- Directed by: Edward Bernds
- Written by: Elwood Ullman
- Produced by: Hugh McCollum
- Starring: Moe Howard Larry Fine Shemp Howard Christine McIntyre Philip Van Zandt Stanley Price
- Cinematography: Vincent J. Farrar
- Edited by: Henry DeMond
- Distributed by: Columbia Pictures
- Release date: March 2, 1950 (U.S.);
- Running time: 15:57
- Country: United States
- Language: English

= Dopey Dicks =

1950 film by Edward Bernds

Dopey Dicks is a 1950 detective film short subject directed by Edward Bernds starring American slapstick comedy team The Three Stooges (Moe Howard, Larry Fine and Shemp Howard). It is the 122nd entry in the series released by Columbia Pictures starring the comedians, who released 190 shorts for the studio between 1934 and 1959.

In the film, a young woman enters a private investigator's office and asks for help.

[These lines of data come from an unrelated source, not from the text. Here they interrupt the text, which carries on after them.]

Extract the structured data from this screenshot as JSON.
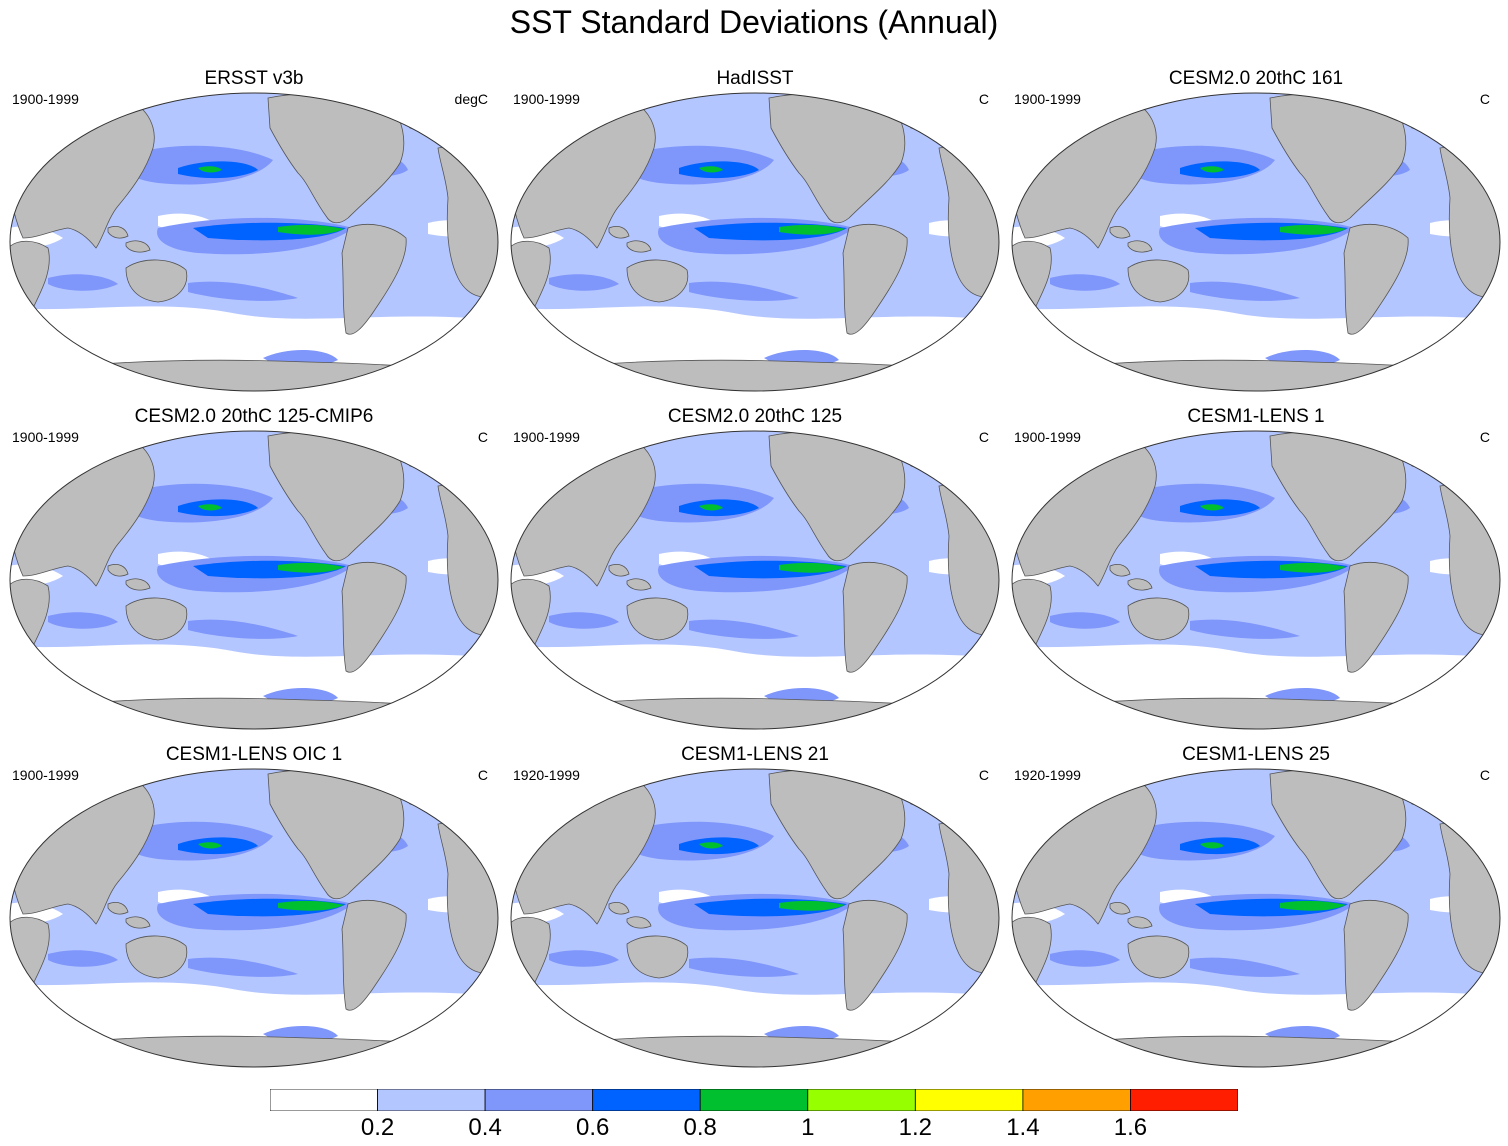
{
  "title": "SST Standard Deviations (Annual)",
  "panels": [
    {
      "title": "ERSST v3b",
      "period": "1900-1999",
      "unit": "degC"
    },
    {
      "title": "HadISST",
      "period": "1900-1999",
      "unit": "C"
    },
    {
      "title": "CESM2.0 20thC 161",
      "period": "1900-1999",
      "unit": "C"
    },
    {
      "title": "CESM2.0 20thC 125-CMIP6",
      "period": "1900-1999",
      "unit": "C"
    },
    {
      "title": "CESM2.0 20thC 125",
      "period": "1900-1999",
      "unit": "C"
    },
    {
      "title": "CESM1-LENS 1",
      "period": "1900-1999",
      "unit": "C"
    },
    {
      "title": "CESM1-LENS OIC 1",
      "period": "1900-1999",
      "unit": "C"
    },
    {
      "title": "CESM1-LENS 21",
      "period": "1920-1999",
      "unit": "C"
    },
    {
      "title": "CESM1-LENS 25",
      "period": "1920-1999",
      "unit": "C"
    }
  ],
  "colorbar": {
    "labels": [
      "0.2",
      "0.4",
      "0.6",
      "0.8",
      "1",
      "1.2",
      "1.4",
      "1.6"
    ],
    "colors": [
      "#ffffff",
      "#b4c6ff",
      "#7f96fb",
      "#0062ff",
      "#00c030",
      "#96ff00",
      "#ffff00",
      "#ffa000",
      "#ff1e00"
    ]
  },
  "colors": {
    "land": "#bdbdbd",
    "ocean_low": "#ffffff",
    "ocean_base": "#b4c6ff",
    "ocean_mid": "#7f96fb",
    "ocean_high": "#0062ff",
    "enso_peak": "#00c030"
  }
}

The investigator is absent, but the office's janitors agree to help her. The woman is kidnapped shortly after. The janitors attempt to rescue the damsel in distress, but they have to face a mad scientist and his army of robots.

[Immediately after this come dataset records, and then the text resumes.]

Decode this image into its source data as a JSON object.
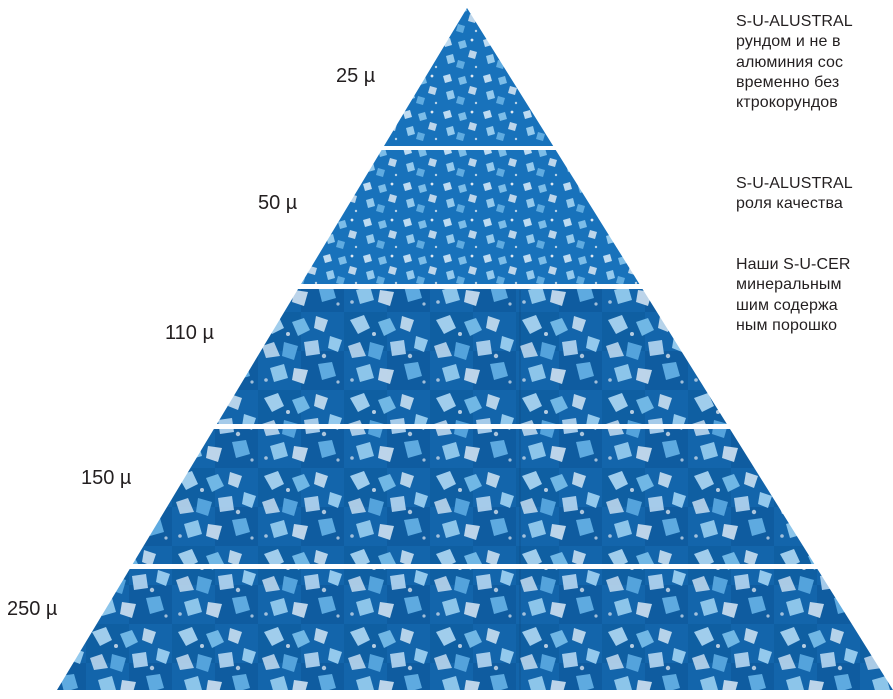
{
  "size_labels": [
    "25 µ",
    "50 µ",
    "110 µ",
    "150 µ",
    "250 µ"
  ],
  "paragraphs": [
    {
      "lines": [
        "S-U-ALUSTRAL",
        "рундом и не в",
        "алюминия сос",
        "временно без",
        "ктрокорундов"
      ]
    },
    {
      "lines": [
        "S-U-ALUSTRAL",
        "роля качества"
      ]
    },
    {
      "lines": [
        "Наши S-U-CER",
        "минеральным",
        "шим содержа",
        "ным порошко"
      ]
    }
  ],
  "colors": {
    "crystal_dark": "#0b5a9c",
    "crystal_mid": "#1e88d0",
    "crystal_light": "#bfe6ff",
    "text": "#231f20"
  }
}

The film parodies the Sam Spade stories by Dashiell Hammett. The unseen detective whom the Stooges effectively replace is called "Sam Shovel".

==Plot==
The Stooges, employed as janitors, have just completed the task of relocating furniture and assorted items into the office of a detective. Amidst this mundane routine, Shemp indulges in a daydream about the adventurous life of a private investigator. Suddenly, a distressed young woman bursts into the scene, imploring their aid, alleging that she is being pursued. While the Stooges embark on a search through the hallways, the woman hastily scribbles a note before being seized by an unidentified assailant.

Following the clues provided in her note, the Stooges venture to a foreboding residence situated on Mortuary Road, where they stumble upon the sinister machinations of an evil scientist, who is in the process of constructing an army of robotic beings. In their quest to rescue the damsel in distress, Shemp discovers her restrained and silenced within a concealed alcove at the culmination of the main corridor.

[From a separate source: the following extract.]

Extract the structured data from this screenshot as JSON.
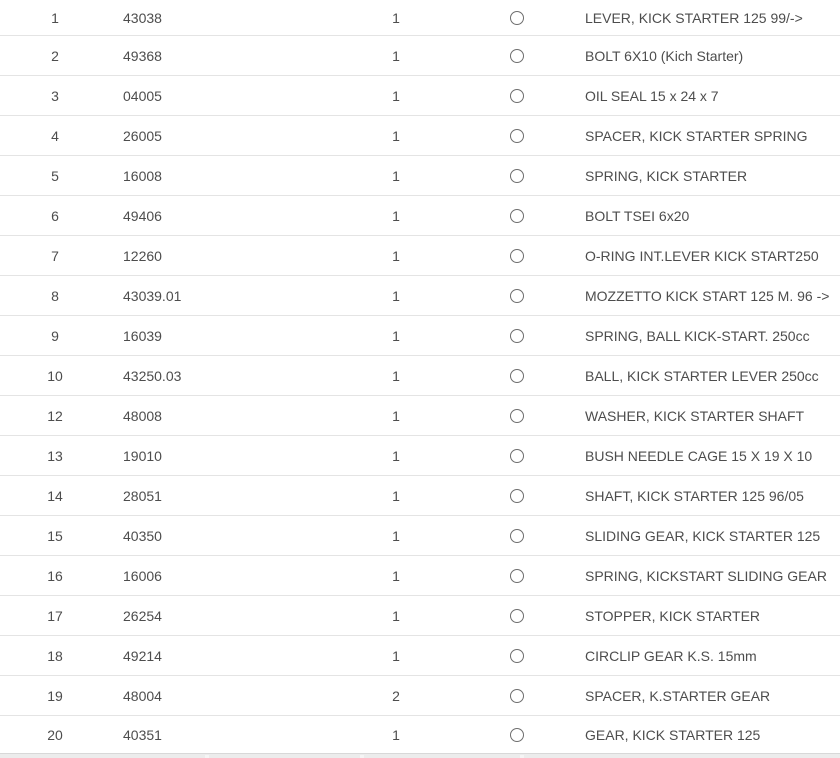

Subsequently, the scientist and his accomplice endeavor to eliminate the Stooges, yet the trio manages to outmaneuver their adversaries, effecting their escape alongside the rescued woman in a vehicle commandeered from one of the scientist's headless automatons.

==Cast==
===Uncredited===
- William Kelley as Headless Robot

==Production notes==
Dopey Dicks was filmed on January 11–14, 1949, and released nearly 14 months later on March 2, 1950.

The film's title is a spoof of Herman Melville's 1851 novel Moby-Dick. The unseen private eye is named Sam Shovel, a play on Dashiell Hammett's famed detective Sam Spade.

A colorized version of Dopey Dicks was released in 2007 as part of the DVD collection Hapless Half-Wits.

==In popular culture==
Dopey Dicks was one of four Stooge films included in the TBS 1992 Halloween special Three Stooges Fright Night. This short was replaced by Malice in the Palace in its 1995 airing.